Pro-life advocates secured a significant victory at the United Nations this week when the chairman of the Commission on Population and Development (CPD) withdrew a draft agreement rather than force through language promoting abortion and gender ideology over the objections of member nations.
The annual CPD session — a one-week gathering held each April in New York — ended without adopting any final text after Ambassador Zéphyrin Maniratanga of Burundi, serving as session chairman, declined to present the contested draft for a vote. The decision preserved the UN body’s long-standing requirement that documents be adopted only by consensus, meaning no nation formally objects.
Several countries voiced support for the chairman’s decision, including the United States, the Holy See, Egypt, Nigeria, Malaysia, and The Gambia.
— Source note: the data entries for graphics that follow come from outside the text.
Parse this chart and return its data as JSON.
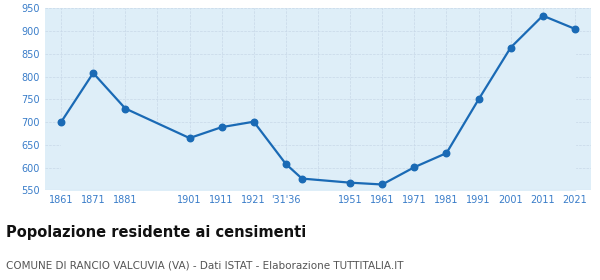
{
  "x_data": [
    0,
    1,
    2,
    4,
    5,
    6,
    7,
    7.5,
    9,
    10,
    11,
    12,
    13,
    14,
    15,
    16
  ],
  "values": [
    700,
    808,
    730,
    665,
    689,
    701,
    608,
    576,
    567,
    563,
    601,
    632,
    750,
    864,
    934,
    905
  ],
  "tick_positions": [
    0,
    1,
    2,
    3,
    4,
    5,
    6,
    7,
    8,
    9,
    10,
    11,
    12,
    13,
    14,
    15,
    16
  ],
  "tick_labels": [
    "1861",
    "1871",
    "1881",
    "",
    "1901",
    "1911",
    "1921",
    "'31'36",
    "",
    "1951",
    "1961",
    "1971",
    "1981",
    "1991",
    "2001",
    "2011",
    "2021"
  ],
  "ylim": [
    550,
    950
  ],
  "yticks": [
    550,
    600,
    650,
    700,
    750,
    800,
    850,
    900,
    950
  ],
  "xlim": [
    -0.5,
    16.5
  ],
  "line_color": "#1a6ab5",
  "fill_color": "#deeef8",
  "marker_color": "#1a6ab5",
  "background_color": "#ffffff",
  "grid_color": "#c8d8e8",
  "axis_label_color": "#3a7dc9",
  "title": "Popolazione residente ai censimenti",
  "subtitle": "COMUNE DI RANCIO VALCUVIA (VA) - Dati ISTAT - Elaborazione TUTTITALIA.IT",
  "title_color": "#111111",
  "subtitle_color": "#555555",
  "title_fontsize": 10.5,
  "subtitle_fontsize": 7.5,
  "tick_fontsize": 7,
  "linewidth": 1.6,
  "marker_size": 22
}
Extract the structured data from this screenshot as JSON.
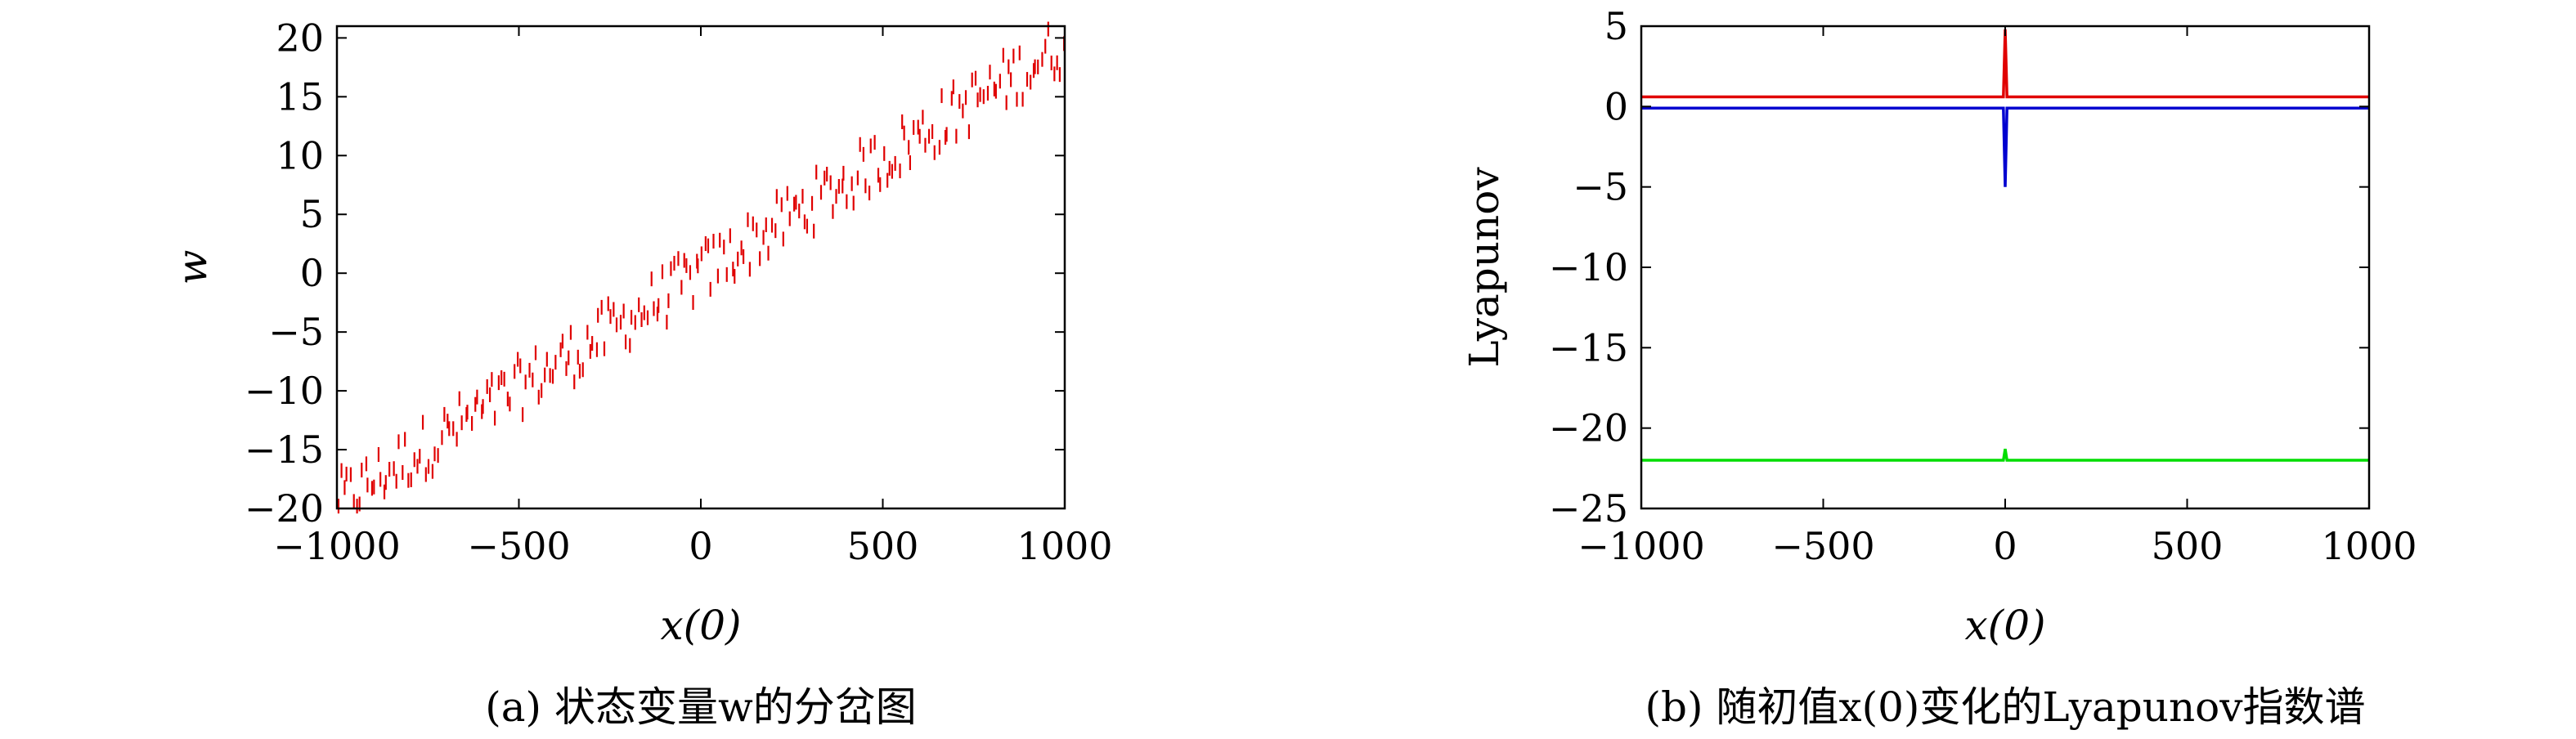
{
  "chart_data": [
    {
      "id": "a",
      "type": "scatter",
      "caption": "(a) 状态变量w的分岔图",
      "xlabel": "x(0)",
      "ylabel": "w",
      "xlim": [
        -1000,
        1000
      ],
      "ylim": [
        -20,
        21
      ],
      "xticks": [
        "−1000",
        "−500",
        "0",
        "500",
        "1000"
      ],
      "xtick_values": [
        -1000,
        -500,
        0,
        500,
        1000
      ],
      "yticks": [
        "−20",
        "−15",
        "−10",
        "−5",
        "0",
        "5",
        "10",
        "15",
        "20"
      ],
      "ytick_values": [
        -20,
        -15,
        -10,
        -5,
        0,
        5,
        10,
        15,
        20
      ],
      "grid": false,
      "marker": "short vertical dash",
      "series": [
        {
          "color": "#e00000",
          "trend": {
            "x": [
              -1000,
              1000
            ],
            "y": [
              -19.5,
              19.5
            ]
          },
          "spread": 2.5,
          "count": 240,
          "points": []
        }
      ]
    },
    {
      "id": "b",
      "type": "line",
      "caption": "(b) 随初值x(0)变化的Lyapunov指数谱",
      "xlabel": "x(0)",
      "ylabel": "Lyapunov",
      "xlim": [
        -1000,
        1000
      ],
      "ylim": [
        -25,
        5
      ],
      "xticks": [
        "−1000",
        "−500",
        "0",
        "500",
        "1000"
      ],
      "xtick_values": [
        -1000,
        -500,
        0,
        500,
        1000
      ],
      "yticks": [
        "5",
        "0",
        "−5",
        "−10",
        "−15",
        "−20",
        "−25"
      ],
      "ytick_values": [
        5,
        0,
        -5,
        -10,
        -15,
        -20,
        -25
      ],
      "grid": false,
      "series": [
        {
          "color": "#e00000",
          "x": [
            -1000,
            -5,
            0,
            5,
            1000
          ],
          "y": [
            0.6,
            0.6,
            4.8,
            0.6,
            0.6
          ]
        },
        {
          "color": "#0000d0",
          "x": [
            -1000,
            -5,
            0,
            5,
            1000
          ],
          "y": [
            -0.1,
            -0.1,
            -5.0,
            -0.1,
            -0.1
          ]
        },
        {
          "color": "#00dd00",
          "x": [
            -1000,
            -5,
            0,
            5,
            1000
          ],
          "y": [
            -22.0,
            -22.0,
            -21.3,
            -22.0,
            -22.0
          ]
        }
      ]
    }
  ]
}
The Holy See specifically criticized the draft’s “inordinate focus” on sexual and reproductive health — language it noted has “always been controversial” — and called for negotiations to address a broader health agenda rather than using population discussions as a vehicle for abortion advocacy.
This marks the seventh time in the last ten CPD sessions that the body has failed to reach agreement — a consistent pattern in which pro-life and developing nations have successfully blocked progressive governments from embedding explicit abortion endorsements, comprehensive sexuality education mandates, and gender ideology into binding UN documents.